WASHINGTON - The names, photos, and addresses of 100 U.S. military members posted online by a group calling itself the Islamic State Hacking Division were not stolen from confidential government files, Defense Secretary Ash Carter said Monday.
During a news conference at Camp David, Md., Carter was asked about the Internet listing over the weekend in which the purported hackers urged that the 100 individuals be murdered by sympathizers inside the United States.
"The information that was posted by ISIL was information taken from social websites and publicly available," Carter said. "It wasn't stolen from any [Defense Department] websites or any confidential databases."
He said the Pentagon, nonetheless, takes this event seriously. Other officials have said it is being investigated by the FBI.

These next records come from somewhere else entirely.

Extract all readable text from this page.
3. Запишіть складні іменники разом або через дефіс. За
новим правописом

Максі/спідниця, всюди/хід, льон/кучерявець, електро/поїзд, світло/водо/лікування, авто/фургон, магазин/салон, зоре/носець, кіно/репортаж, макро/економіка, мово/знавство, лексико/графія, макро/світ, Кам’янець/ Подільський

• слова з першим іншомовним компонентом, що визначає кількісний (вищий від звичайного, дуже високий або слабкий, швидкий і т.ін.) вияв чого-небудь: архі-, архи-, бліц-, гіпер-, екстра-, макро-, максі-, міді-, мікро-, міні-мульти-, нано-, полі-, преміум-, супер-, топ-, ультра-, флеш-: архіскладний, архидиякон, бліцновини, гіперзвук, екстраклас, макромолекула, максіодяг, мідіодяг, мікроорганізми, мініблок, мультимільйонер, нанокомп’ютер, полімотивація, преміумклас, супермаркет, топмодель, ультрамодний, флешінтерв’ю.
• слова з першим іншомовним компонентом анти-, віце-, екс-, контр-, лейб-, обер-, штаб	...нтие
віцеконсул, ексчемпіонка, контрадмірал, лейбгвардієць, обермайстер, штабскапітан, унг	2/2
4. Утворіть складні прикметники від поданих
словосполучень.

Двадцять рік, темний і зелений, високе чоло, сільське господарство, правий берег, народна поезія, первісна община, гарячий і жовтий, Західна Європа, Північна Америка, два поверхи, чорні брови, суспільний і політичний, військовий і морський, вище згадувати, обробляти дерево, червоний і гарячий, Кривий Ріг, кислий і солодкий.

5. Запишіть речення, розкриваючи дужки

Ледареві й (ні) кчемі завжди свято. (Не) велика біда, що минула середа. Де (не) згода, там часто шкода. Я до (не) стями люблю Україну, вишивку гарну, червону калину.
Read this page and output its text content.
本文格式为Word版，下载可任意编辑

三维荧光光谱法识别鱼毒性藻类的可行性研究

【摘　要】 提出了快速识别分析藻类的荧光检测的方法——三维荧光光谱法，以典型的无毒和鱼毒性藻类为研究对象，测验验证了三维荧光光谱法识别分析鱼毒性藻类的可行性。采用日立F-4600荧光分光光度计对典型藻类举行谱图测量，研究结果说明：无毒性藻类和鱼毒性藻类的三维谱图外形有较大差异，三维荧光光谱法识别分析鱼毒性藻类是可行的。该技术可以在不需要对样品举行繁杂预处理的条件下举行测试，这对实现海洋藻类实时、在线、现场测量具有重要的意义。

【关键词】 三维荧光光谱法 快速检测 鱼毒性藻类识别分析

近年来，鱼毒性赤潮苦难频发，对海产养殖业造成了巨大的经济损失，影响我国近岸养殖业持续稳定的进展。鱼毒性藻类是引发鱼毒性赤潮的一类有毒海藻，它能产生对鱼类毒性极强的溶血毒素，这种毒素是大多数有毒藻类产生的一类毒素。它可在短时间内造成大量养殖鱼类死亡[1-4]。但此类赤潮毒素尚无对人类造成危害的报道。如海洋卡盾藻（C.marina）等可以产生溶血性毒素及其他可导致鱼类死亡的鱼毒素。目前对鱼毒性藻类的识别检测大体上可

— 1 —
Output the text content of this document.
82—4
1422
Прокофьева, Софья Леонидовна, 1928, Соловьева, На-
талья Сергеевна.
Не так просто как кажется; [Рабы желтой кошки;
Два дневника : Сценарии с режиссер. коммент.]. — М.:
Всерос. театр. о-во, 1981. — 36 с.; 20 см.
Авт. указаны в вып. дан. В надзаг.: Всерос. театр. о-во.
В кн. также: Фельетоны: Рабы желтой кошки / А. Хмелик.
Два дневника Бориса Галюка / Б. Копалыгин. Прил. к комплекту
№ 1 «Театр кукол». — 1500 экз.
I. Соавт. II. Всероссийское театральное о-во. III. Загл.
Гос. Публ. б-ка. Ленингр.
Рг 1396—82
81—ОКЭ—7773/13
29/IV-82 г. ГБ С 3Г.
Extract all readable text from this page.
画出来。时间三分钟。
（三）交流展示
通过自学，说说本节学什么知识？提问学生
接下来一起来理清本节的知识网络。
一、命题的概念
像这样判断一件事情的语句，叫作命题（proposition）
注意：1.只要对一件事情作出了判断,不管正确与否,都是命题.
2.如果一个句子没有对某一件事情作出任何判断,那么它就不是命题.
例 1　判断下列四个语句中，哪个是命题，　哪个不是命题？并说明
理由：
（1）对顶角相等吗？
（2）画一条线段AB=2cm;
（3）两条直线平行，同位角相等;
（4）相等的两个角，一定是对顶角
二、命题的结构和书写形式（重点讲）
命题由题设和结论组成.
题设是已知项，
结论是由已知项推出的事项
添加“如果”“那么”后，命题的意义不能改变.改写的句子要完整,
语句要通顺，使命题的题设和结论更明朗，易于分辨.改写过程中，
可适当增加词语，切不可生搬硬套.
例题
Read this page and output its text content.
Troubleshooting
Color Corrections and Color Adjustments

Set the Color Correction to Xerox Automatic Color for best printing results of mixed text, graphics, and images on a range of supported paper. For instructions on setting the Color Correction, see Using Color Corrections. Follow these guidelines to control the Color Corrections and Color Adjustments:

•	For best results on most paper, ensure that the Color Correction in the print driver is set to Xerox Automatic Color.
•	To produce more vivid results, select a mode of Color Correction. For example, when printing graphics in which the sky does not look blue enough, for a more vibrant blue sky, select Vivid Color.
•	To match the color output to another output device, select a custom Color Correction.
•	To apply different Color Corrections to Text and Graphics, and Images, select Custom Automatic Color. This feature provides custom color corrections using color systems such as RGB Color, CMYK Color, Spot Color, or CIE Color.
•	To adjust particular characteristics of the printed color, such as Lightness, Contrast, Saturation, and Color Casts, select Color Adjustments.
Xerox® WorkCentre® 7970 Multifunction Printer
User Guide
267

"At the same time, this is the kind of social media messaging of a vile sort that ISIL specializes in" and is one reason the United States is determined to defeat the group, he added, using a common acronym for the Islamic State group that has captured large portions of territory in Iraq and Syria and beheaded a number of Americans.
Carter was asked about the matter during a news conference following a day of meetings about the future of Afghanistan. He and Secretary of State John Kerry met with Afghan President Ashraf Ghani and his chief executive, Abdullah Abdullah.
Earlier Monday, the Pentagon said it was notifying the 100 military members that their names and addresses were posted on the Internet.
A Pentagon spokesman, Col. Steve Warren, said service members have been reminded to heed normal security precautions, including password protection, in using social media.
Another defense official said there is no indication yet of a specific security threat to any of the 100 individuals. The official spoke on condition of anonymity because the official was not authorized to discuss on the record a matter under investigation.
Warren said that at least one of the individuals on the list is no longer in the military.